Bernoulli V

Part Four.
The use and Application of the Preceding Doctrine in Civil, Moral, and Economic Matters.
Chapter 1 of Part 4 covers his definitions of key terms and concepts that he uses; including but not limited to: certainty, probability, more probable / doubtful, morally certain, necessary, and contingent, which we will cover here.
Certainty : He describes certainty as having an objective form and a subjective form. Objectively, he sets forth that anything that is or was or will be is certain. It is the truth of the existence of a thing; something that will not change except by divine intervention. Subjectively, certainty is the amount to which we have knowledge of a subject concerning the things which exist. So for us, certainty increases or decreases depending on our persuasion of the proportion of probabilities of a thing’s past, present or future existence.
Probability: This is a portion or “degree” of certainty. This degree of certainty is measured by the ratio of arguments for or against the existence of some outcome. The example is given that if complete certainty is represented by 1, and this certainty is divided up into five parts where 3 parts argue for and 2 parts against the existence of some outcome, then the totally probability would be the ratio 3/5 of certainty.
More probable / Doubtful: If one thing has a large portion of certainty than another, it is said to be more probably; this also means it must be more than ½ of certainty. If something has ½ or less of certainty it is said to be doubtful or undecided. If something has even a very small portion of certainty, it may still be said to be possible; however if the portion is too small it is said to be impossible. This bring us to Morally certain.
Morally Certain: “Something is morally certain if it comes so close to complete certainty that the difference cannot be perceived.” This means that if a thing has 999/1000 ratio of probability it is morally certain, while by the same token, a thing is morally impossible if its certainty is lacking by that amount of 999/1000. Namely, if morally certain is said to be 999/1000, then 1/1000 is said to be morally impossible.
Necessary: Something is necessary if it is impossible for it to not exist in either the past, present of future. Necessity can be physical, hypothetical, or contractual. He gives the example that fire necessarily burns and that a triangle necessarily has 3 sides. Hypothetically, if something is known to exist or have existed, it cannot not exist or have existed. Contractually, if players of a game of dice or some other game, agree before hand that a certain throw causes a player to win, and a player produces that throw, he is said to have won necessarily.

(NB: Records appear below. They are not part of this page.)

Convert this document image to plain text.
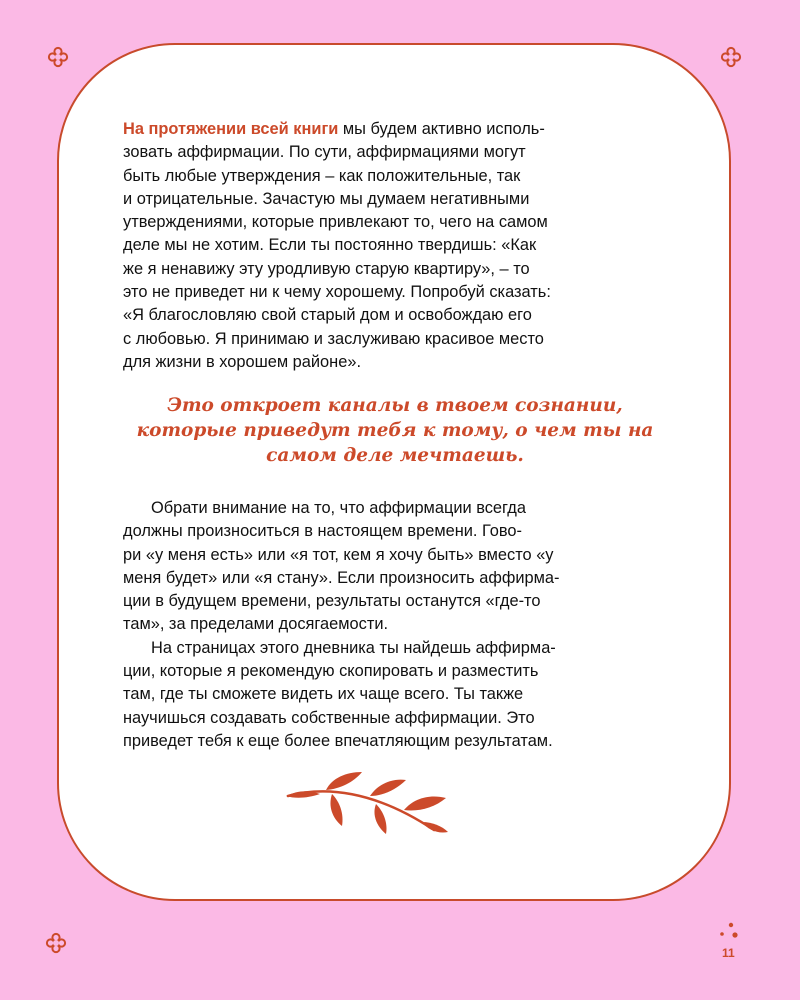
На протяжении всей книги мы будем активно исполь-
зовать аффирмации. По сути, аффирмациями могут
быть любые утверждения – как положительные, так
и отрицательные. Зачастую мы думаем негативными
утверждениями, которые привлекают то, чего на самом
деле мы не хотим. Если ты постоянно твердишь: «Как
же я ненавижу эту уродливую старую квартиру», – то
это не приведет ни к чему хорошему. Попробуй сказать:
«Я благословляю свой старый дом и освобождаю его
с любовью. Я принимаю и заслуживаю красивое место
для жизни в хорошем районе».

Это откроет каналы в твоем сознании,
которые приведут тебя к тому, о чем ты на
самом деле мечтаешь.

Обрати внимание на то, что аффирмации всегда
должны произноситься в настоящем времени. Гово-
ри «у меня есть» или «я тот, кем я хочу быть» вместо «у
меня будет» или «я стану». Если произносить аффирма-
ции в будущем времени, результаты останутся «где-то
там», за пределами досягаемости.
На страницах этого дневника ты найдешь аффирма-
ции, которые я рекомендую скопировать и разместить
там, где ты сможете видеть их чаще всего. Ты также
научишься создавать собственные аффирмации. Это
приведет тебя к еще более впечатляющим результатам.

11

Contingent: “A thing that can now, in the future, or in the past not exist is contingent (either free depending on the will of a rational creature, or fortuitous and haphazard depending on accident or fortune.)”
Many other definitions are given of various concepts, but it is interesting to see his interpretation of these basics as he uses them repeatedly in the fourth section as he explains this “Art” of conjecturing. He presents “pertinent general axioms” and instructs on the “Various kids of arguments and how to assess their weights for computing probabilities of things.” Here we see 3 forms of arguments: those that exist necessarily and indicate contingently, those that exist contingently and indicate necessarily, and those where both exist contingently and indicate contingently. He gives the example using his “brother.” His brother has not written to him for a long time. The three arguments to be discussed are whether this has occurred because of his brother’s laziness, business, or death. Since he knows his brother to be lazy, this is an argument by hypothetical necessity. It is also a contingent argument because laziness may not be the true reason. The second argument indicates necessity, since he couldn’t not write if he were dead, but also exists contingently, because his brother may, in fact, be alive. As for the third argument, since the brother may or may not have business it exists contingently, but it also indicates contingently because even if the brother does have business the amount of business may or may not be great enough to keep him from writing. Another example given is that of a dice player. Though the player my win by contractual necessity if he throws a 7, his hope of winning exists contingently since there are possible outcomes of the dice other than 7.

Here I have presented some of the basic concepts with which everyone is familiar. However, Bernoulli’s The Art of Conjecturing covers many, many topics of probability at increasing levels of difficulty. Because of its clear nature and the details behind the concepts being presented up-front, this book should be required reading for all statistics students and even those in Modern Algebra! It is a very interesting, as well as challenging read.